Strengthening families. Welfare’s history has largely been defined by an emphasis on women and children. This approach did not pay enough attention to fathers and other family members who play a role in reducing child poverty. Efforts have better targeted fathers in recent years, but whole family service models should become more common.
Supporting high quality social workers. Although most people in poverty just need a hand up, others could benefit from quality services from professionals such as social workers and mental health professionals. These individuals may be attached to a variety of systems including TANF, child welfare, and K-12 education. A centralized national-level effort should encourage professionals to serve low-income populations, expand and appropriately target access to their services, and support their professional development and cultural competency.
Establishing a sustainable knowledge base. A useful addition would be an office within HHS that researches poverty (including causes and differences across populations) and the effectiveness of antipoverty strategies.
Effectively accounting for those who can’t work. We must ensure the well-being of those who are temporarily or permanently unable to work. Much of this will involve ensuring access to existing services like Supplemental Security Income, or SSI, which is income assistance for those with disabilities, but it may also involve new services.
It’s difficult to address the poverty reduction issue—or any issue for that matter—without answering the question of the day: How do we pay for it? The answer includes simple common sense approaches. First, we can make smarter use of existing resources, making programs run more efficiently and effectively coordinating services. Second, we can prioritize some items for immediate targeted investments, reversing the current mandate for flat funding of the program, and begin careful long-term planning for future investments.

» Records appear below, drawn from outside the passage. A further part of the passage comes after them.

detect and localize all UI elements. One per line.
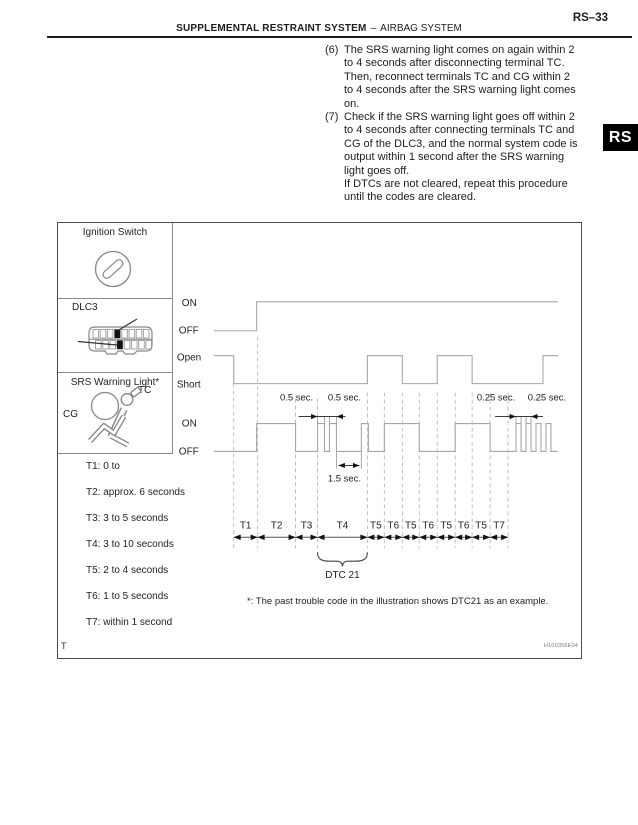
interval-definition: T1: 0 to	[86, 461, 120, 472]
measure-arrowhead	[510, 414, 516, 419]
dtc-label: DTC 21	[325, 570, 360, 582]
interval-arrowhead	[395, 534, 402, 540]
step-text	[344, 44, 576, 111]
cg-pointer-line	[78, 342, 117, 346]
interval-arrowhead	[251, 534, 258, 540]
dlc3-pins-bottom-row	[96, 341, 152, 350]
step-text-line: output within 1 second after the SRS warning	[344, 151, 565, 164]
ignition-switch-icon	[58, 243, 172, 298]
interval-label: T6	[457, 520, 470, 532]
dlc3-pin	[107, 330, 113, 339]
interval-arrowhead	[360, 534, 367, 540]
interval-arrowhead	[402, 534, 409, 540]
dlc3-pin	[129, 330, 135, 339]
dlc3-pin	[136, 330, 142, 339]
dlc3-pin	[146, 341, 152, 350]
dlc3-pin	[100, 330, 106, 339]
interval-definition: T3: 3 to 5 seconds	[86, 513, 169, 524]
interval-label: T5	[404, 520, 417, 532]
dlc3-pin	[132, 341, 138, 350]
dlc3-pin	[143, 330, 149, 339]
step-text	[344, 111, 578, 205]
duration-label: 0.25 sec.	[527, 392, 567, 404]
duration-label: 1.5 sec.	[327, 473, 362, 485]
dlc3-pin	[96, 341, 102, 350]
tc-pointer-line	[118, 319, 137, 331]
interval-label: T5	[440, 520, 453, 532]
interval-definition: T2: approx. 6 seconds	[86, 487, 185, 498]
interval-arrowhead	[412, 534, 419, 540]
interval-label: T4	[336, 520, 349, 532]
interval-label: T7	[493, 520, 505, 532]
panel-label-srs-warning-light: SRS Warning Light*	[70, 377, 160, 388]
interval-label: T6	[387, 520, 400, 532]
interval-arrowhead	[455, 534, 462, 540]
header-title-separator: –	[370, 23, 377, 34]
waveform-srs-warning-light	[214, 424, 558, 452]
section-tab: RS	[603, 124, 638, 151]
panel-ignition-switch	[58, 223, 172, 299]
interval-label: T3	[300, 520, 313, 532]
figure-code: H100356E04	[543, 643, 578, 649]
interval-arrowhead	[289, 534, 296, 540]
interval-definition: T6: 1 to 5 seconds	[86, 591, 169, 602]
measure-arrowhead	[353, 463, 359, 468]
step-number: (7)	[325, 111, 339, 124]
panel-label-ignition-switch: Ignition Switch	[82, 227, 148, 238]
interval-arrowhead	[311, 534, 318, 540]
panel-srs-warning-light	[58, 373, 172, 454]
corner-mark: T	[61, 641, 67, 651]
dlc3-pins-top-row	[93, 330, 149, 339]
dlc3-pin	[93, 330, 99, 339]
dlc3-pin	[124, 341, 130, 350]
step-text-line: CG of the DLC3, and the normal system code is	[344, 137, 578, 150]
step-text-line: to 4 seconds after the SRS warning light comes	[344, 84, 576, 97]
interval-definition: T4: 3 to 10 seconds	[86, 539, 174, 550]
cg-pin-label: CG	[63, 409, 78, 420]
signal-level-label: ON	[181, 418, 197, 430]
dlc3-connector-icon	[58, 299, 172, 372]
step-text-line: to 4 seconds after disconnecting terminal TC.	[344, 57, 565, 70]
interval-arrowhead	[296, 534, 303, 540]
step-text-line: The SRS warning light comes on again within 2	[344, 44, 575, 56]
signal-level-label: Open	[176, 352, 202, 364]
page-number: RS–33	[572, 12, 608, 24]
step-text-line: until the codes are cleared.	[344, 191, 477, 204]
interval-arrowhead	[419, 534, 426, 540]
waveform-dlc3-tc-cg-terminal	[214, 356, 558, 384]
step-number: (6)	[325, 44, 339, 56]
measure-arrowhead	[531, 414, 537, 419]
interval-arrowhead	[465, 534, 472, 540]
step-text-line: to 4 seconds after connecting terminals TC and	[344, 124, 575, 137]
step-text-line: on.	[344, 97, 360, 110]
interval-label: T5	[475, 520, 487, 532]
interval-arrowhead	[448, 534, 455, 540]
interval-label: T2	[270, 520, 283, 532]
interval-label: T6	[422, 520, 435, 532]
dtc-brace	[318, 552, 368, 566]
interval-arrowhead	[501, 534, 508, 540]
step-text-line: Check if the SRS warning light goes off within 2	[344, 111, 575, 124]
interval-arrowhead	[430, 534, 437, 540]
dlc3-pin	[139, 341, 145, 350]
duration-label: 0.5 sec.	[279, 392, 314, 404]
procedure-steps	[325, 44, 619, 205]
header-title-sub: AIRBAG SYSTEM	[380, 23, 462, 34]
interval-label: T5	[370, 520, 382, 532]
interval-label: T1	[239, 520, 252, 532]
tc-pin-label: TC	[138, 385, 152, 396]
interval-definitions	[86, 461, 185, 643]
interval-arrowhead	[472, 534, 479, 540]
duration-label: 0.25 sec.	[476, 392, 516, 404]
signal-level-label: ON	[181, 297, 197, 309]
legend-column	[58, 223, 173, 454]
measure-arrowhead	[336, 414, 342, 419]
panel-label-dlc3: DLC3	[72, 302, 98, 313]
tc-pin	[115, 330, 121, 339]
interval-arrowhead	[384, 534, 391, 540]
step-text-line: light goes off.	[344, 164, 410, 177]
procedure-step	[325, 44, 619, 111]
step-text-line: If DTCs are not cleared, repeat this procedure	[344, 178, 568, 191]
interval-arrowhead	[258, 534, 265, 540]
dlc3-pin	[122, 330, 128, 339]
figure-box	[57, 222, 582, 659]
interval-definition: T5: 2 to 4 seconds	[86, 565, 169, 576]
interval-arrowhead	[234, 534, 241, 540]
step-text-line: Then, reconnect terminals TC and CG within 2	[344, 70, 571, 83]
interval-arrowhead	[367, 534, 374, 540]
header-title	[0, 23, 638, 34]
dlc3-pin	[103, 341, 109, 350]
interval-arrowhead	[490, 534, 497, 540]
duration-label: 0.5 sec.	[327, 392, 362, 404]
figure-footnote: *: The past trouble code in the illustration shows DTC21 as an example.	[247, 596, 549, 607]
measure-arrowhead	[338, 463, 344, 468]
signal-level-label: OFF	[178, 446, 199, 458]
airbag-warning-icon	[58, 373, 172, 453]
cg-pin	[117, 341, 123, 350]
measure-arrowhead	[311, 414, 317, 419]
header-rule	[47, 36, 632, 38]
procedure-step	[325, 111, 619, 205]
interval-arrowhead	[483, 534, 490, 540]
interval-arrowhead	[437, 534, 444, 540]
waveform-ignition-switch	[214, 302, 558, 331]
header-title-main: SUPPLEMENTAL RESTRAINT SYSTEM	[176, 23, 367, 34]
interval-arrowhead	[377, 534, 384, 540]
signal-level-label: Short	[176, 379, 201, 391]
signal-level-label: OFF	[178, 325, 199, 337]
seated-person-outline	[90, 409, 128, 445]
interval-arrowhead	[318, 534, 325, 540]
interval-definition: T7: within 1 second	[86, 617, 173, 628]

The Center for American Progress argues that the nation can invest $70 billion more a year on crucial national priorities ranging from education to infrastructure and including poverty reduction. This will, however, require raising revenues, but simply allowing the Bush tax cuts for the wealthiest 2 percent of Americans to expire would produce $69 billion more a year.

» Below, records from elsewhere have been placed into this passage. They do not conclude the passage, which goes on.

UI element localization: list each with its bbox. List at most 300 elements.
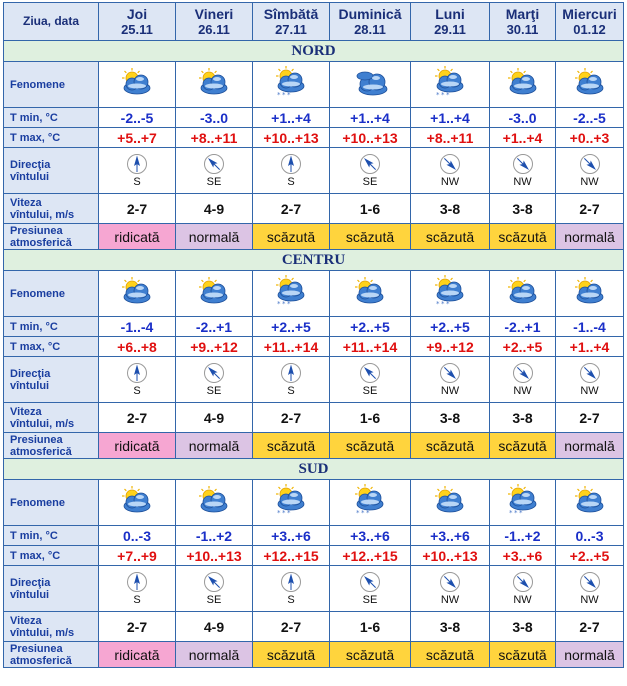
wind-direction-cell [556,148,624,194]
region-row [4,459,624,480]
pressure-value: scăzută [253,224,330,250]
weather-icon-cell [176,480,253,526]
wind-direction-cell [99,566,176,612]
svg-text:*: * [277,509,281,517]
sun-cloud-icon [501,86,545,103]
wind-speed-row [4,612,624,642]
svg-text:*: * [436,300,440,308]
label-pressure [4,433,99,459]
weather-icon-cell [556,62,624,108]
pressure-value: scăzută [253,642,330,668]
tmin-value: -2..+1 [490,317,556,337]
weather-icon-cell [411,480,490,526]
row-label: atmosferică [10,445,72,458]
day-name: Joi [126,5,148,22]
wind-speed-value: 1-6 [330,612,411,642]
tmin-value: -2..-5 [99,108,176,128]
wind-direction-text: SE [362,176,378,188]
label-wind-speed [4,403,99,433]
wind-direction-text: SE [362,594,378,606]
weather-icon-cell [556,271,624,317]
wind-direction-cell [556,357,624,403]
tmin-value: 0..-3 [556,526,624,546]
pressure-value: scăzută [490,642,556,668]
day-name: Vineri [194,5,234,22]
tmax-row [4,546,624,566]
day-date: 27.11 [275,21,307,37]
tmax-value: +10..+13 [330,128,411,148]
tmax-row [4,128,624,148]
sun-cloud-icon [501,295,545,312]
wind-direction-text: NW [580,176,599,188]
wind-speed-value: 4-9 [176,194,253,224]
tmin-row [4,108,624,128]
wind-arrow-icon [512,362,534,384]
label-wind-direction [4,357,99,403]
row-label: vîntului, m/s [10,626,75,639]
wind-speed-value: 2-7 [99,194,176,224]
weather-icon-cell [176,271,253,317]
wind-direction-text: S [133,594,141,606]
sun-cloud-icon [115,86,159,103]
weather-icon-cell [411,271,490,317]
row-label: T max, °C [10,131,61,144]
label-tmin [4,108,99,128]
wind-arrow-icon [203,362,225,384]
tmax-row [4,337,624,357]
region-title: NORD [4,41,624,62]
row-label: Direcţia [10,158,51,171]
sun-cloud-icon [568,86,612,103]
wind-direction-text: SE [206,385,222,397]
pressure-value: ridicată [99,642,176,668]
wind-speed-value: 4-9 [176,403,253,433]
weather-icon-cell [490,271,556,317]
row-label: vîntului, m/s [10,417,75,430]
wind-arrow-icon [439,571,461,593]
wind-direction-text: NW [440,594,460,606]
sun-cloud-icon [115,295,159,312]
tmin-value: +3..+6 [411,526,490,546]
weather-icon-cell [253,480,330,526]
label-wind-direction [4,148,99,194]
day-date: 28.11 [354,21,386,37]
tmin-value: -1..-4 [99,317,176,337]
wind-direction-cell [253,357,330,403]
wind-direction-cell [411,148,490,194]
wind-direction-text: NW [440,385,460,397]
wind-speed-value: 2-7 [253,194,330,224]
weather-icon-cell [99,480,176,526]
wind-arrow-icon [126,571,148,593]
wind-arrow-icon [439,153,461,175]
tmin-value: +3..+6 [253,526,330,546]
day-date: 01.12 [573,21,606,37]
wind-direction-text: S [287,594,295,606]
region-row [4,250,624,271]
wind-direction-text: SE [206,594,222,606]
wind-speed-row [4,194,624,224]
tmin-value: -3..0 [490,108,556,128]
header-day-cell [99,3,176,41]
tmin-row [4,526,624,546]
tmax-value: +9..+12 [176,337,253,357]
wind-speed-value: 2-7 [556,403,624,433]
weather-icon-cell [490,62,556,108]
wind-direction-row [4,148,624,194]
pressure-value: scăzută [330,433,411,459]
label-fenomene [4,480,99,526]
phenomena-row [4,62,624,108]
pressure-value: normală [556,642,624,668]
wind-arrow-icon [359,362,381,384]
snow-cloud-icon [269,88,313,105]
wind-speed-value: 2-7 [99,612,176,642]
row-label: T max, °C [10,549,61,562]
header-day-cell [330,3,411,41]
pressure-value: normală [176,224,253,250]
tmin-value: +1..+4 [253,108,330,128]
svg-text:*: * [282,300,286,308]
svg-text:*: * [518,509,522,517]
label-wind-speed [4,612,99,642]
svg-text:*: * [282,509,286,517]
region-title: CENTRU [4,250,624,271]
sun-cloud-icon [428,504,472,521]
header-day-cell [556,3,624,41]
wind-direction-cell [99,148,176,194]
weather-icon-cell [490,480,556,526]
phenomena-row [4,271,624,317]
header-day-cell [253,3,330,41]
snow-cloud-icon [428,297,472,314]
sun-cloud-icon [192,86,236,103]
wind-direction-cell [176,148,253,194]
label-tmin [4,526,99,546]
day-name: Miercuri [562,5,617,22]
tmin-value: -1..+2 [176,526,253,546]
wind-direction-text: NW [513,594,532,606]
weather-icon-cell [330,480,411,526]
wind-speed-row [4,403,624,433]
tmin-value: +2..+5 [253,317,330,337]
header-row [4,3,624,41]
pressure-value: scăzută [330,224,411,250]
cloud-icon [348,86,392,103]
tmax-value: +11..+14 [253,337,330,357]
row-label: vîntului [10,170,50,183]
tmax-value: +11..+14 [330,337,411,357]
wind-speed-value: 3-8 [490,403,556,433]
region-row [4,41,624,62]
pressure-value: scăzută [330,642,411,668]
tmax-value: +10..+13 [253,128,330,148]
label-tmax [4,546,99,566]
tmax-value: +10..+13 [411,546,490,566]
wind-arrow-icon [280,571,302,593]
pressure-value: scăzută [411,642,490,668]
wind-speed-value: 2-7 [556,612,624,642]
wind-speed-value: 2-7 [99,403,176,433]
svg-text:*: * [282,91,286,99]
snow-cloud-icon [501,506,545,523]
tmin-value: +2..+5 [330,317,411,337]
sun-cloud-icon [192,295,236,312]
tmax-value: +1..+4 [556,337,624,357]
label-tmax [4,337,99,357]
wind-speed-value: 3-8 [411,194,490,224]
wind-arrow-icon [439,362,461,384]
svg-text:*: * [508,509,512,517]
row-label: Fenomene [10,496,66,509]
tmax-value: +12..+15 [330,546,411,566]
row-label: Direcţia [10,576,51,589]
row-label: T min, °C [10,529,58,542]
weather-icon-cell [99,271,176,317]
row-label: Fenomene [10,78,66,91]
tmax-value: +7..+9 [99,546,176,566]
tmin-value: -2..+1 [176,317,253,337]
svg-text:*: * [441,91,445,99]
pressure-row [4,642,624,668]
weather-icon-cell [556,480,624,526]
svg-text:*: * [436,91,440,99]
tmin-value: -1..+2 [490,526,556,546]
row-label: Viteza [10,614,42,627]
svg-text:*: * [277,91,281,99]
snow-cloud-icon [348,506,392,523]
wind-arrow-icon [203,153,225,175]
header-first-label: Ziua, data [22,14,79,28]
svg-text:*: * [277,300,281,308]
header-day-cell [490,3,556,41]
pressure-value: ridicată [99,224,176,250]
wind-direction-cell [99,357,176,403]
wind-direction-cell [490,566,556,612]
svg-text:*: * [441,300,445,308]
wind-direction-row [4,357,624,403]
wind-direction-text: S [133,385,141,397]
svg-text:*: * [446,91,450,99]
svg-text:*: * [287,91,291,99]
wind-direction-cell [176,566,253,612]
svg-text:*: * [287,300,291,308]
sun-cloud-icon [568,295,612,312]
tmax-value: +0..+3 [556,128,624,148]
pressure-value: normală [556,224,624,250]
day-name: Sîmbătă [263,5,319,22]
row-label: T min, °C [10,320,58,333]
region-title: SUD [4,459,624,480]
wind-direction-text: S [287,176,295,188]
pressure-value: normală [176,642,253,668]
label-tmin [4,317,99,337]
wind-arrow-icon [126,362,148,384]
wind-arrow-icon [579,571,601,593]
weather-icon-cell [330,271,411,317]
forecast-table [3,2,624,668]
wind-arrow-icon [280,153,302,175]
wind-arrow-icon [203,571,225,593]
row-label: Presiunea [10,224,63,237]
row-label: atmosferică [10,654,72,667]
tmin-row [4,317,624,337]
wind-direction-cell [411,566,490,612]
weather-icon-cell [330,62,411,108]
wind-direction-cell [490,357,556,403]
tmax-value: +2..+5 [490,337,556,357]
svg-text:*: * [361,509,365,517]
tmin-value: -1..-4 [556,317,624,337]
wind-speed-value: 3-8 [490,612,556,642]
day-date: 25.11 [121,21,153,37]
wind-direction-cell [490,148,556,194]
wind-speed-value: 3-8 [411,612,490,642]
snow-cloud-icon [269,297,313,314]
tmin-value: -3..0 [176,108,253,128]
label-tmax [4,128,99,148]
wind-direction-text: NW [513,385,532,397]
svg-text:*: * [446,300,450,308]
pressure-value: normală [176,433,253,459]
wind-direction-text: S [287,385,295,397]
tmin-value: +2..+5 [411,317,490,337]
tmin-value: +3..+6 [330,526,411,546]
sun-cloud-icon [192,504,236,521]
wind-speed-value: 3-8 [411,403,490,433]
wind-speed-value: 2-7 [253,612,330,642]
wind-direction-cell [330,148,411,194]
row-label: Viteza [10,405,42,418]
wind-speed-value: 1-6 [330,194,411,224]
row-label: atmosferică [10,236,72,249]
row-label: T min, °C [10,111,58,124]
row-label: vîntului, m/s [10,208,75,221]
phenomena-row [4,480,624,526]
wind-direction-text: NW [513,176,532,188]
day-name: Duminică [338,5,402,22]
tmax-value: +8..+11 [411,128,490,148]
wind-arrow-icon [126,153,148,175]
tmax-value: +2..+5 [556,546,624,566]
wind-direction-cell [253,148,330,194]
row-label: T max, °C [10,340,61,353]
wind-direction-text: SE [362,385,378,397]
day-name: Marţi [505,5,540,22]
wind-direction-text: NW [580,385,599,397]
svg-text:*: * [356,509,360,517]
wind-direction-cell [330,357,411,403]
sun-cloud-icon [568,504,612,521]
row-label: Viteza [10,196,42,209]
tmax-value: +1..+4 [490,128,556,148]
wind-direction-cell [176,357,253,403]
day-date: 26.11 [198,21,230,37]
pressure-value: scăzută [411,433,490,459]
wind-direction-cell [556,566,624,612]
sun-cloud-icon [115,504,159,521]
tmax-value: +3..+6 [490,546,556,566]
wind-arrow-icon [512,571,534,593]
wind-speed-value: 4-9 [176,612,253,642]
wind-direction-text: NW [580,594,599,606]
tmin-value: 0..-3 [99,526,176,546]
tmax-value: +5..+7 [99,128,176,148]
wind-arrow-icon [359,153,381,175]
pressure-value: scăzută [253,433,330,459]
wind-speed-value: 2-7 [556,194,624,224]
wind-arrow-icon [512,153,534,175]
pressure-value: scăzută [490,433,556,459]
pressure-value: normală [556,433,624,459]
header-day-cell [411,3,490,41]
weather-icon-cell [176,62,253,108]
pressure-row [4,224,624,250]
tmax-value: +8..+11 [176,128,253,148]
row-label: Fenomene [10,287,66,300]
tmax-value: +9..+12 [411,337,490,357]
row-label: vîntului [10,379,50,392]
pressure-row [4,433,624,459]
wind-direction-cell [253,566,330,612]
day-date: 30.11 [506,21,539,37]
label-wind-direction [4,566,99,612]
weather-icon-cell [253,62,330,108]
snow-cloud-icon [428,88,472,105]
wind-direction-cell [411,357,490,403]
wind-direction-cell [330,566,411,612]
wind-direction-text: NW [440,176,460,188]
wind-direction-text: S [133,176,141,188]
pressure-value: ridicată [99,433,176,459]
wind-direction-row [4,566,624,612]
snow-cloud-icon [269,506,313,523]
day-date: 29.11 [434,21,466,37]
tmin-value: -2..-5 [556,108,624,128]
wind-arrow-icon [579,362,601,384]
wind-arrow-icon [579,153,601,175]
header-day-cell [176,3,253,41]
tmax-value: +12..+15 [253,546,330,566]
wind-speed-value: 3-8 [490,194,556,224]
pressure-value: scăzută [490,224,556,250]
pressure-value: scăzută [411,224,490,250]
wind-speed-value: 1-6 [330,403,411,433]
tmin-value: +1..+4 [330,108,411,128]
label-pressure [4,224,99,250]
label-fenomene [4,271,99,317]
tmin-value: +1..+4 [411,108,490,128]
row-label: Presiunea [10,642,63,655]
header-first-cell [4,3,99,41]
weather-icon-cell [253,271,330,317]
wind-direction-text: SE [206,176,222,188]
svg-text:*: * [287,509,291,517]
tmax-value: +10..+13 [176,546,253,566]
wind-arrow-icon [359,571,381,593]
wind-speed-value: 2-7 [253,403,330,433]
row-label: Presiunea [10,433,63,446]
svg-text:*: * [513,509,517,517]
weather-icon-cell [99,62,176,108]
label-wind-speed [4,194,99,224]
label-pressure [4,642,99,668]
wind-arrow-icon [280,362,302,384]
tmax-value: +6..+8 [99,337,176,357]
row-label: vîntului [10,588,50,601]
day-name: Luni [435,5,465,22]
label-fenomene [4,62,99,108]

This balancing of priorities will sit squarely within the hands of the Joint Select Committee on Deficit Reduction. If they make the right decisions, there could be some stepping stones toward creating a next-generation program that specifically aims to end poverty, multiplying the number of workers who can effectively contribute to our tax base and efforts to reinvigorate American competitiveness.
Joy Moses is a Senior Policy Analyst with the Poverty and Prosperity program at American Progress.